The movie would be a comedy of errors if it weren’t for the terrible tragedies that Moore also opens our eyes to. He takes us into the hearts of a family packing up the home they lost to the bank after being on that land for four generations. The father wonders out loud when the rebellion of those who have lost everything will happen?
Moore asks the same question. He points out that 99% of us have the power in our votes to control the 1% who are currently pulling our strings. Why is it taking us so long to catch on?
Canadian theologian Douglas John Hall in a 2005 essay entitled “Christianity and Empire” lists several reasons. He points out how the 60 recorded Empires throughout history have found in Religion themes that serve their powerful interests. Empires need Religion. They need religion’s ability to capture people’s hearts and invest their hopes. It’s when we are convinced to invest our hopes in human systems of power and security that the Bible’s message gets twisted. Halls writes
“What should astonish us today is not how appealing Christianity could be to empire, but rather how uncritically the dominant forms of the Christian religion have adapted themselves to the roles that successive empires have recruited them to play.

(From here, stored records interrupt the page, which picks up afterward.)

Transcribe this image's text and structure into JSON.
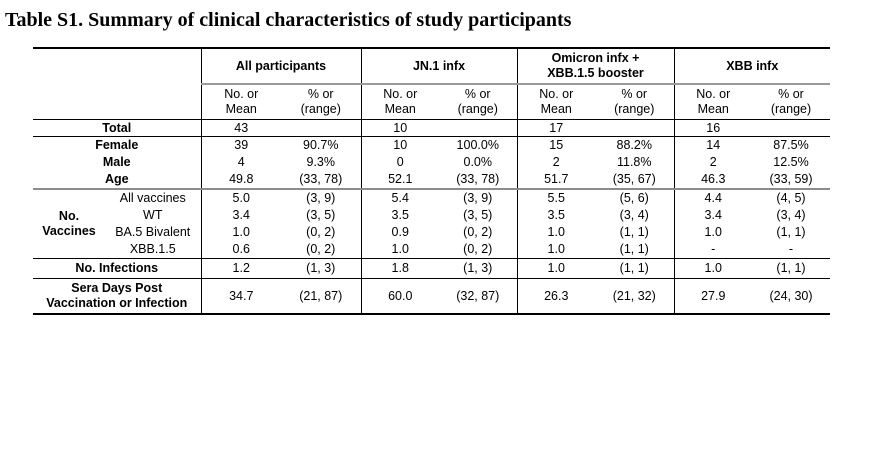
{
  "title": "Table S1. Summary of clinical characteristics of study participants",
  "colors": {
    "background": "#ffffff",
    "text": "#000000",
    "rule_black": "#000000",
    "rule_gray": "#8c8c8c"
  },
  "table": {
    "corner_label": "",
    "groups": [
      {
        "label": "All participants"
      },
      {
        "label": "JN.1 infx"
      },
      {
        "label": "Omicron infx +\nXBB.1.5 booster"
      },
      {
        "label": "XBB infx"
      }
    ],
    "subheaders": {
      "mean": "No. or\nMean",
      "range": "% or\n(range)"
    },
    "vaccines_label": "No.\nVaccines",
    "rows": [
      {
        "kind": "plain",
        "cls": "h16 bb",
        "label": "Total",
        "values": [
          "43",
          "",
          "10",
          "",
          "17",
          "",
          "16",
          ""
        ]
      },
      {
        "kind": "plain",
        "cls": "",
        "label": "Female",
        "values": [
          "39",
          "90.7%",
          "10",
          "100.0%",
          "15",
          "88.2%",
          "14",
          "87.5%"
        ]
      },
      {
        "kind": "plain",
        "cls": "",
        "label": "Male",
        "values": [
          "4",
          "9.3%",
          "0",
          "0.0%",
          "2",
          "11.8%",
          "2",
          "12.5%"
        ]
      },
      {
        "kind": "plain",
        "cls": "bg",
        "label": "Age",
        "values": [
          "49.8",
          "(33, 78)",
          "52.1",
          "(33, 78)",
          "51.7",
          "(35, 67)",
          "46.3",
          "(33, 59)"
        ]
      },
      {
        "kind": "vax-first",
        "cls": "",
        "sublabel": "All vaccines",
        "values": [
          "5.0",
          "(3, 9)",
          "5.4",
          "(3, 9)",
          "5.5",
          "(5, 6)",
          "4.4",
          "(4, 5)"
        ]
      },
      {
        "kind": "vax",
        "cls": "",
        "sublabel": "WT",
        "values": [
          "3.4",
          "(3, 5)",
          "3.5",
          "(3, 5)",
          "3.5",
          "(3, 4)",
          "3.4",
          "(3, 4)"
        ]
      },
      {
        "kind": "vax",
        "cls": "",
        "sublabel": "BA.5 Bivalent",
        "values": [
          "1.0",
          "(0, 2)",
          "0.9",
          "(0, 2)",
          "1.0",
          "(1, 1)",
          "1.0",
          "(1, 1)"
        ]
      },
      {
        "kind": "vax",
        "cls": "bb",
        "sublabel": "XBB.1.5",
        "values": [
          "0.6",
          "(0, 2)",
          "1.0",
          "(0, 2)",
          "1.0",
          "(1, 1)",
          "-",
          "-"
        ]
      },
      {
        "kind": "plain",
        "cls": "h19 bb",
        "label": "No. Infections",
        "values": [
          "1.2",
          "(1, 3)",
          "1.8",
          "(1, 3)",
          "1.0",
          "(1, 1)",
          "1.0",
          "(1, 1)"
        ]
      },
      {
        "kind": "plain",
        "cls": "h34",
        "label": "Sera Days Post\nVaccination or Infection",
        "values": [
          "34.7",
          "(21, 87)",
          "60.0",
          "(32, 87)",
          "26.3",
          "(21, 32)",
          "27.9",
          "(24, 30)"
        ]
      }
    ]
  }
}
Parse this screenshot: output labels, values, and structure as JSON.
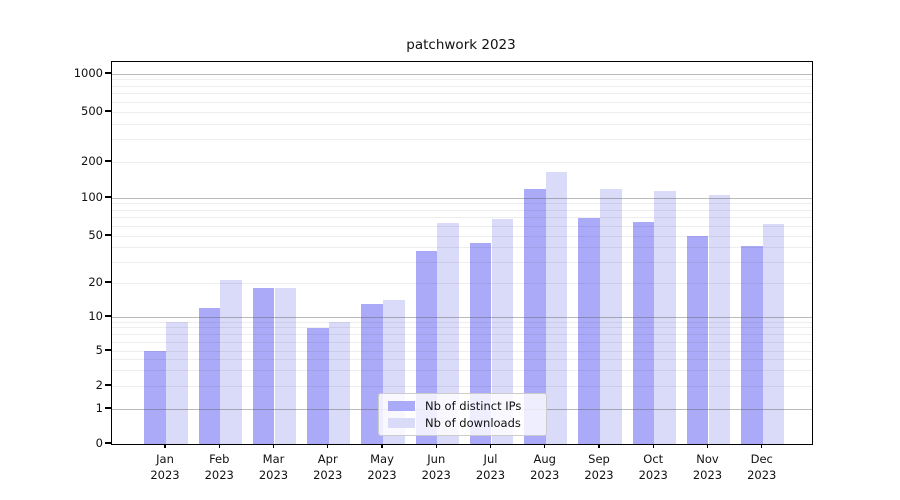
{
  "title": "patchwork 2023",
  "chart_data": {
    "type": "bar",
    "title": "patchwork 2023",
    "categories": [
      "Jan 2023",
      "Feb 2023",
      "Mar 2023",
      "Apr 2023",
      "May 2023",
      "Jun 2023",
      "Jul 2023",
      "Aug 2023",
      "Sep 2023",
      "Oct 2023",
      "Nov 2023",
      "Dec 2023"
    ],
    "series": [
      {
        "name": "Nb of distinct IPs",
        "color": "#aaaaf8",
        "values": [
          5,
          12,
          18,
          8,
          13,
          37,
          44,
          120,
          69,
          65,
          50,
          41
        ]
      },
      {
        "name": "Nb of downloads",
        "color": "#dadaf9",
        "values": [
          9,
          21,
          18,
          9,
          14,
          63,
          68,
          165,
          118,
          115,
          106,
          62
        ]
      }
    ],
    "yscale": "log",
    "ylim": [
      0,
      1250
    ],
    "yticks": [
      1000,
      500,
      200,
      100,
      50,
      20,
      10,
      5,
      2,
      1,
      0
    ],
    "grid": true,
    "legend_position": "lower center"
  },
  "colors": {
    "bar_distinct_ips": "#aaaaf8",
    "bar_downloads": "#dadaf9",
    "grid_major": "#bdbdbd",
    "grid_minor": "#ececec",
    "axis": "#000000",
    "legend_border": "#cccccc"
  }
}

From Amos to John the Baptist, prophetic consciousness is impelled to name deception, especially when it finds echoes in the religious community itself. Jesus was crucified not only because he threatened the oppressive empire of Rome but also because he named the hypocrisy of the religious who made an easy alliance with Rome.
Hall concludes: “I believe that following Christ engenders in one a deep suspicion of the dream of empire, and an active vigilance in behalf of empire’s victims.
Moore’s mix of funny and facts; comedy, tragedy, and his own personal history (his uncles participated in a takeover of the Flint Michigan GM plant in a worker strike in the 1930s) reveal how middle class America is quickly joining the ranks of the third world peoples who know clearly that the current system of Capitalism has enslaved them and serves a ungodly master.
A friend forwarded me an email from Michael Moore. I didn’t read it until after I’d seen the movie and then I went back and found it. I checked it out and it was ligit – with a link to Moore’s website. I’ll put a link on my own blog website. And a link to Hall’s essay. But here’s what Moore had to say about what he believes.
“I have come to believe that there is no getting around the fact that capitalism is opposite to everything that Jesus (and Moses and Mohammed and Buddha) taught. All the great religions are clear about one thing: It is evil to take the majority of the pie and leave what's left for everyone to fight over. Jesus said that the rich man would have a very hard time getting into heaven. He told us that we had to be our brother's and sister's keepers and that the riches that did exist were to be divided fairly. He said that if you failed to house the homeless and feed the hungry, you'd have a hard time finding the pin code to the pearly gates.
So, I say the choice is yours. You can close your eyes and pray that God will make it all go away. Or, you can open your eyes and go see “Capitalism: A Love Story” (if you can afford the gas and ticket price?)